Legal challenges have once again played havoc with the construction schedule for Maryland’s Purple Line, raising the possibility that the 16-mile light rail system may miss its planned 2022 start-up date according to state transportation officials.
Within days of the project’s August 27 groundbreaking—made possible only after a favorable federal appeals court ruling allowed work to proceed—residents adjacent to the Purple Line filed suit questioning tree-clearing practices by contractors working for Fluor-led Purple Line Transit Partners, which is building the $5.6 billion rail line under a design-build-operate-maintain public-private partnership. Those challenges were denied in mid-September, allowing work to resume. However, outcomes of other pending lawsuits could hamper construction yet again.
Long envisioned as an east-west transportation alternative across the Washington, DC, suburbs between Bethesda and New Carrollton, the Purple Line has progressed in fits and starts due as a result of several lawsuits questioning the project’s environmental impacts. Much of the state- and county-owned right-of-way has long served as a multi-use trail, which is being redesigned to run alongside the new tracks.

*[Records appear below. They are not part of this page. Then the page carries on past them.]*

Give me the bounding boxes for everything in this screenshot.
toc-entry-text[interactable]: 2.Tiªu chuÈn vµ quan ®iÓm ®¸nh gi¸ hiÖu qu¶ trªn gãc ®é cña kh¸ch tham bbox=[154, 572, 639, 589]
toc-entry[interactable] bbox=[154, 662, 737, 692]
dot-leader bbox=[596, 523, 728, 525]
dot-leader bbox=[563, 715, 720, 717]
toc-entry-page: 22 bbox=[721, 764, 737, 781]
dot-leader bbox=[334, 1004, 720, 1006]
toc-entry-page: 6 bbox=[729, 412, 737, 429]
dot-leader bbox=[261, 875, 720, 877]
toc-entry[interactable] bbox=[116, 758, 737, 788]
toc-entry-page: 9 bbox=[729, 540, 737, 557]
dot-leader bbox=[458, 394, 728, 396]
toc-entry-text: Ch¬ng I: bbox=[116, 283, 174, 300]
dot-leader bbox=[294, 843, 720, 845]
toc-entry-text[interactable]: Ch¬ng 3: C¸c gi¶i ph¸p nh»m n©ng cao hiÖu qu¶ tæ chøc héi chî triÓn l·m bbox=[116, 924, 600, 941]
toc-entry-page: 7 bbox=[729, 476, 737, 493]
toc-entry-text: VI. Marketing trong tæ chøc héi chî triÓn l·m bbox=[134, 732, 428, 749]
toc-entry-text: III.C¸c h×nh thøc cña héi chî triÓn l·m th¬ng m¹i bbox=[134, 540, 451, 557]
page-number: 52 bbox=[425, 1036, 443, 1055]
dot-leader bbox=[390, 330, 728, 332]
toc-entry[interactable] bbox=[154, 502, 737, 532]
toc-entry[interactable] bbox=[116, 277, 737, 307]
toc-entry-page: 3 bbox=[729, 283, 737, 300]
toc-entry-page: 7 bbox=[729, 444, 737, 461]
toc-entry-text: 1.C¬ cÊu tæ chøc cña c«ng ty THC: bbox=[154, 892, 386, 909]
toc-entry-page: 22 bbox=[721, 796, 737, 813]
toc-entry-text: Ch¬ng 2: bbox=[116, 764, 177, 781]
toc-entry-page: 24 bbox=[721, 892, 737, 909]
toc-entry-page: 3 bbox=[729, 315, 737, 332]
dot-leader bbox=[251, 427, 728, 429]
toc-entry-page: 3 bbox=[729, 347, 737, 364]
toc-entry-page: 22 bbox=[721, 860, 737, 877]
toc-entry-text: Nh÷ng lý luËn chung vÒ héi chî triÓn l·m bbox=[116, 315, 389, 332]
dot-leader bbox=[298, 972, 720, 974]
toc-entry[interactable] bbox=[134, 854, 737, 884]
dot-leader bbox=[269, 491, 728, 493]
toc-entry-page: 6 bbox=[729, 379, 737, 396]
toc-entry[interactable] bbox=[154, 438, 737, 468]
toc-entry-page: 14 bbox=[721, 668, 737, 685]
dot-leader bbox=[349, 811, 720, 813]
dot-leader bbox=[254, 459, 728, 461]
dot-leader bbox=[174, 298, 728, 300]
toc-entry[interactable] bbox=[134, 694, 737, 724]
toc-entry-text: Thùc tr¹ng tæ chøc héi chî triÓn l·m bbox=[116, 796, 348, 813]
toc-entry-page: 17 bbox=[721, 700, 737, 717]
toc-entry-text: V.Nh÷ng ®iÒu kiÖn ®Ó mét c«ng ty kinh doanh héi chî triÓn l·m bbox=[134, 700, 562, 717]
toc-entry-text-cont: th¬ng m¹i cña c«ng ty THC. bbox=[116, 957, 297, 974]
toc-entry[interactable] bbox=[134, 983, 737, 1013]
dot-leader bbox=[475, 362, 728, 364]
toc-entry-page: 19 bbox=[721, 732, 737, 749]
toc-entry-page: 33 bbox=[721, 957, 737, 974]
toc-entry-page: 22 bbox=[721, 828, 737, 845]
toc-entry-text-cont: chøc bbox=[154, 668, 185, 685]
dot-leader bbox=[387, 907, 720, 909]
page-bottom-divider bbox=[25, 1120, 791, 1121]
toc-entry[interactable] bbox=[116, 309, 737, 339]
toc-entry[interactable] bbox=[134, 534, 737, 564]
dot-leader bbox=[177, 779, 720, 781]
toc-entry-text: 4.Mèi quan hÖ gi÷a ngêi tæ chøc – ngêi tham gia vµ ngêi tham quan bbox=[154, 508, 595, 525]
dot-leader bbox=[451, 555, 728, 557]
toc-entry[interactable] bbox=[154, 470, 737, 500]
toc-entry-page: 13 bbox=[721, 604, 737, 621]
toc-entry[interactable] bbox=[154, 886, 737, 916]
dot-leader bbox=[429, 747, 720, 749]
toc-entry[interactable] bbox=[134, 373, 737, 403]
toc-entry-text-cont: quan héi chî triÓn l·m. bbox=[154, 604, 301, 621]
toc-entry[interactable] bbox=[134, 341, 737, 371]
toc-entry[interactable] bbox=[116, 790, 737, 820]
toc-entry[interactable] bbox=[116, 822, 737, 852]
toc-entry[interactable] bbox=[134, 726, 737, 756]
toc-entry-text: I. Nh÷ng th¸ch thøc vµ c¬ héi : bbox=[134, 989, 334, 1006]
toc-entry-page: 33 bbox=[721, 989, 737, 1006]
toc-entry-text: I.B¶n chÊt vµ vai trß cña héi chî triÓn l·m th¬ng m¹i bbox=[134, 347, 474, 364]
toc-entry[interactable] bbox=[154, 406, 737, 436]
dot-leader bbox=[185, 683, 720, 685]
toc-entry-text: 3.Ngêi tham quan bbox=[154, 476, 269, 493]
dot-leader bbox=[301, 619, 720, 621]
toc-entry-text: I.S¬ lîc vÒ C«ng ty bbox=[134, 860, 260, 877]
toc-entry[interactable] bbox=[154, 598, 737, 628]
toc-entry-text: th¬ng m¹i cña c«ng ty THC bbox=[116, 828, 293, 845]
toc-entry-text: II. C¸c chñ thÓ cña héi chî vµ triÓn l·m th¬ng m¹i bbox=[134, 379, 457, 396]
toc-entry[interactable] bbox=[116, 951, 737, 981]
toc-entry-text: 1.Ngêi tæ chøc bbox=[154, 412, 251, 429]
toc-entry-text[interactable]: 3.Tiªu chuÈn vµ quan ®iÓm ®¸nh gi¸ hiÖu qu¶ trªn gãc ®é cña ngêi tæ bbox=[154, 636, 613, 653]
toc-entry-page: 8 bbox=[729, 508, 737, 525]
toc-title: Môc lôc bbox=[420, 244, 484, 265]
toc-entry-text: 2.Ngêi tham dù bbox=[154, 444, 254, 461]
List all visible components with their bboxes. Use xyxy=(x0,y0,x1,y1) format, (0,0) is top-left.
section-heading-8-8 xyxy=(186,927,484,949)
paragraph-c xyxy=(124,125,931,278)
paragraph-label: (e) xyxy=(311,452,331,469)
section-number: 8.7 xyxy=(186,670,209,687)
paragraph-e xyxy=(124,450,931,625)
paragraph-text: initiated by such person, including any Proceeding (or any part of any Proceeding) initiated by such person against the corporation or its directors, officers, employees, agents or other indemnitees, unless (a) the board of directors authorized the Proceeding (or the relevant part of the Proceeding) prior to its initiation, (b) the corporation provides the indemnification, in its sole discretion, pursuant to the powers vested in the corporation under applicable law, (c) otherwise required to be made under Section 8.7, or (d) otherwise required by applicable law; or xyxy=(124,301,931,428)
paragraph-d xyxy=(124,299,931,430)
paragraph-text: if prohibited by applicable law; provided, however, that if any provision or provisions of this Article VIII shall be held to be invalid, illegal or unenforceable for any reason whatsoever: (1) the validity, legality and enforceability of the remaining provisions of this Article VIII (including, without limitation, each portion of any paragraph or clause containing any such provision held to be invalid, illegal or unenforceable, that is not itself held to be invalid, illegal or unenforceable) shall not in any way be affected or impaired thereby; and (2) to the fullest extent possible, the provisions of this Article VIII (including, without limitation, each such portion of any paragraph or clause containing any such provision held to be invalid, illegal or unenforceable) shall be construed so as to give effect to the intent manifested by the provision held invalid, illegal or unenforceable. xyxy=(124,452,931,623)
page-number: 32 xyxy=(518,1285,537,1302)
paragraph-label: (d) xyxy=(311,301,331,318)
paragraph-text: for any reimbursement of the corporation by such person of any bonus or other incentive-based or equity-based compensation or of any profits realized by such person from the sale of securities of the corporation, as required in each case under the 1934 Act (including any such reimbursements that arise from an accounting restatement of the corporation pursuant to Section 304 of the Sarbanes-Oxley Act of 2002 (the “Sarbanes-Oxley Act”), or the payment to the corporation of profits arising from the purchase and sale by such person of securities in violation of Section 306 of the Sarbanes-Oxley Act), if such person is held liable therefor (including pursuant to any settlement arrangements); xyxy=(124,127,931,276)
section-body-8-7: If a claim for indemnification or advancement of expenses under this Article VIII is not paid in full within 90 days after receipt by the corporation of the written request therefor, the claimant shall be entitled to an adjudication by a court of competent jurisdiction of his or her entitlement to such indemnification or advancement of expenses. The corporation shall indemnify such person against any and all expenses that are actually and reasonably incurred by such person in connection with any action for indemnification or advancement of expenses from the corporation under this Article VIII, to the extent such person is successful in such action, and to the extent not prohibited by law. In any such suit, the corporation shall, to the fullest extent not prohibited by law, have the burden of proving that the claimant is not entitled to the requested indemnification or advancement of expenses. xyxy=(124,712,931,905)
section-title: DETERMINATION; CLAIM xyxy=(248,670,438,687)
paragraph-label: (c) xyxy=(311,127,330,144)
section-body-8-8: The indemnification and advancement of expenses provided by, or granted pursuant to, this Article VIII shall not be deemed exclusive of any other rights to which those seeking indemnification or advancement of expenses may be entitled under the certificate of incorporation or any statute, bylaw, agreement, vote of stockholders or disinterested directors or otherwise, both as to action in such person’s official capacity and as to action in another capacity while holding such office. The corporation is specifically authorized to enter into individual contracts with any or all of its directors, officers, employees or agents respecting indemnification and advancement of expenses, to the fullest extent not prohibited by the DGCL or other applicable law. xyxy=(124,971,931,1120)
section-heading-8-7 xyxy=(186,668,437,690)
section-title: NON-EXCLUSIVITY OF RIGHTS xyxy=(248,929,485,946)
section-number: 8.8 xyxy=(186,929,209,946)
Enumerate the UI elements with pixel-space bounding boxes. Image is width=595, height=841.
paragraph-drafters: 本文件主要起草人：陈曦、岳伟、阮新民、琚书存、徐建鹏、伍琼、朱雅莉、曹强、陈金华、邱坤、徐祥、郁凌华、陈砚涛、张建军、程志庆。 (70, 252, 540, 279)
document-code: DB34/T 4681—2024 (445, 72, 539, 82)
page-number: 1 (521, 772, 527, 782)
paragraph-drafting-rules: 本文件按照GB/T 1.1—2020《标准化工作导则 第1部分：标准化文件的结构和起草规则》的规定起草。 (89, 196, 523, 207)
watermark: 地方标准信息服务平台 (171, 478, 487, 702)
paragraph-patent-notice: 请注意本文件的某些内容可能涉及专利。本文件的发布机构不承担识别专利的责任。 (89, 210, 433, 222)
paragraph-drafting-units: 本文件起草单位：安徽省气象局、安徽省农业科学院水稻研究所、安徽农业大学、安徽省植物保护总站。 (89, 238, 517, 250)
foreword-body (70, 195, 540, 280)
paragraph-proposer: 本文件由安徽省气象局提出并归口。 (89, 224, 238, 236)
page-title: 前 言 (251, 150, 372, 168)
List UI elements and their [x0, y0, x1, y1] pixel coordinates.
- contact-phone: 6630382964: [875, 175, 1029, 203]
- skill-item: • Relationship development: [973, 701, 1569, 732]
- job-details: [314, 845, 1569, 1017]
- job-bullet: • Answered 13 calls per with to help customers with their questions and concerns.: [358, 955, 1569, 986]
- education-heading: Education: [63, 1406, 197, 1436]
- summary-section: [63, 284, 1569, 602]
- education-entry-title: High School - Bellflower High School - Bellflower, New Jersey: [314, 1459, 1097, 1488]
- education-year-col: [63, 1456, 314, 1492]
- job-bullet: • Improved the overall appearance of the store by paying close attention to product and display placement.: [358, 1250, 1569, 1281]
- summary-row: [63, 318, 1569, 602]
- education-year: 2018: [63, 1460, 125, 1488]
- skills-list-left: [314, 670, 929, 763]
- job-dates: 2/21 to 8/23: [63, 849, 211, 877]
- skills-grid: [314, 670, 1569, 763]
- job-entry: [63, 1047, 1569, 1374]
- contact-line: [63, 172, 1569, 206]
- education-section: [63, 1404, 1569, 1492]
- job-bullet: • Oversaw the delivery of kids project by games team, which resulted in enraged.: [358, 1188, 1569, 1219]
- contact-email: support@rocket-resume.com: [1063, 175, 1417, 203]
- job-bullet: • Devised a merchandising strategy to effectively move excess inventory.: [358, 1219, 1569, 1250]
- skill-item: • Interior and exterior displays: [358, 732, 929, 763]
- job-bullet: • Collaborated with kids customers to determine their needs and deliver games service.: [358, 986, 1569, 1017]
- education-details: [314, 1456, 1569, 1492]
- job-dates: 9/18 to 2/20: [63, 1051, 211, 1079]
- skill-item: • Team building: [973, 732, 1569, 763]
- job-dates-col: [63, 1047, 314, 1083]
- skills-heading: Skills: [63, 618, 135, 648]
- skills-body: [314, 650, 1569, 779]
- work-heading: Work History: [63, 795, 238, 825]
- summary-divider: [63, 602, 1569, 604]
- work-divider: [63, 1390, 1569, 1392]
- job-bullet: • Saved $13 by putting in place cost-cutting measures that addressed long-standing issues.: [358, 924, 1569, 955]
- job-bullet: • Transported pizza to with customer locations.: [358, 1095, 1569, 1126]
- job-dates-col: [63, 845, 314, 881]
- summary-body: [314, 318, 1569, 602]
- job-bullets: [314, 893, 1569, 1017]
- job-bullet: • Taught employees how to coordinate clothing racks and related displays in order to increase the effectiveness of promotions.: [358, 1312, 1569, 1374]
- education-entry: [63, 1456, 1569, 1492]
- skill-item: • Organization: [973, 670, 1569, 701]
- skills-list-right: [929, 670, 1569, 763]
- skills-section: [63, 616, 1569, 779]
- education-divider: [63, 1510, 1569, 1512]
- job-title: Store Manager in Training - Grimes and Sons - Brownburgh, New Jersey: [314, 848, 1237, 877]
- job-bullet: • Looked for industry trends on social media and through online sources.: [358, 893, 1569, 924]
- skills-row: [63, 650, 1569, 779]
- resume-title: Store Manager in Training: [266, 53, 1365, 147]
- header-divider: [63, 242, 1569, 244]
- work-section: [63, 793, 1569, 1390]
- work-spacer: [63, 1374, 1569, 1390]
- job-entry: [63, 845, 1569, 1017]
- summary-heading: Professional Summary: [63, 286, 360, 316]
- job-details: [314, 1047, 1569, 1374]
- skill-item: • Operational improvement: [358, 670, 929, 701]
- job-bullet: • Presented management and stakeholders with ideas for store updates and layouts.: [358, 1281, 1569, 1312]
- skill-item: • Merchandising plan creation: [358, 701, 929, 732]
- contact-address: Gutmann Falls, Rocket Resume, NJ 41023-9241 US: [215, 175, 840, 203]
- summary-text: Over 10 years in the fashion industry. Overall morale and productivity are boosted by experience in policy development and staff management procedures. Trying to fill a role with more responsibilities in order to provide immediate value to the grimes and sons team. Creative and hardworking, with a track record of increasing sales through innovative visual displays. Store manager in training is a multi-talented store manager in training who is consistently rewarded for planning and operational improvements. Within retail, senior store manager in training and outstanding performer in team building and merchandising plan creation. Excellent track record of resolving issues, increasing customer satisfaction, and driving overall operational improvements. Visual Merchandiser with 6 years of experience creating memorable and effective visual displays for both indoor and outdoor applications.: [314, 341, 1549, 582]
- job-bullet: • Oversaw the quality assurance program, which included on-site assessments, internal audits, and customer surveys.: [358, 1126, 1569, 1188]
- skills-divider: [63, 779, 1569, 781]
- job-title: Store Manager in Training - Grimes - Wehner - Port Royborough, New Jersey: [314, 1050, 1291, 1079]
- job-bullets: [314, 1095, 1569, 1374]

Gov. Larry Hogan (R) threatened to drop the project upon taking office in 2014 unless the state’s share of the then-estimated $2.45 billion construction cost could be reduced.
Increased local government contributions, combined with $550 million in savings offered Fluor-led Purple Line Transit Partners, put the Purple Line back on track, only to be stymied again on the eve of its originally scheduled August 2016 groundbreaking by a new lawsuit challenging the accuracy of project’s ridership projections in light of a falloff on the separately operated Metrorail system. State officials are counting on approximately one-quarter of Purple Line riders to come from transfers between the two transit lines at four stations, with a total daily ridership of 74,000 by 2040.